CABUL/JALALABAD, Afeganistão (Reuters) - Um acordo entre o Taliban e os Estados Unidos para a retirada das forças norte-americanas da guerra do Afeganistão, a mais longa de sua história, poderia induzir alguns combatentes radicais do grupo a se unirem ao Estado Islâmico, disseram autoridades afegãs e militantes.

Tal acordo deve levar os EUA a retirarem suas forças em troca de uma promessa do Taliban de que não permitirá que o Afeganistão seja usado por militantes para tramar ataques internacionais.

Como parte do pacto, espera-se que o Taliban se comprometa a conversar sobre uma divisão de poder com o governo apoiado pelos EUA e trabalhar por um cessar-fogo.

A filiada afegã do Estado Islâmico, conhecida como Estado Islâmico Khorasanem homenagem a um nome antigo da região, surgiu no leste do Afeganistão em 2014, e desde então se insinuou em outras áreas, particularmente do norte.

Os militares dos EUA os estimam em dois mil combatentes.
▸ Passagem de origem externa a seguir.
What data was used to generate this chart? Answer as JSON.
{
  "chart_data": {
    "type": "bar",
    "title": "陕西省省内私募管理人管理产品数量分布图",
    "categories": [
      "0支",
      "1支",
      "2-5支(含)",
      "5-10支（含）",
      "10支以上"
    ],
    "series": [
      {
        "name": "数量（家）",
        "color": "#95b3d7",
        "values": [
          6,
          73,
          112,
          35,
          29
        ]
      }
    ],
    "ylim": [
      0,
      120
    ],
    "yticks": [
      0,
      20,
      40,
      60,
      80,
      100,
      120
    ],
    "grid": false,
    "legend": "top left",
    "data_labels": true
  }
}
Algumas autoridades afegãs avaliam que o número é maior e que pode estar prestes a receber reforços.

"É uma grande oportunidade para o Daesh (Estado Islâmico) recrutar combatentes do Taliban, e sem dúvida muitos combatentes do Taliban se unirão a eles com prazer", disse Sohrab Qaderi, membro do conselho da província de Nangarhar, na fronteira com o Paquistão.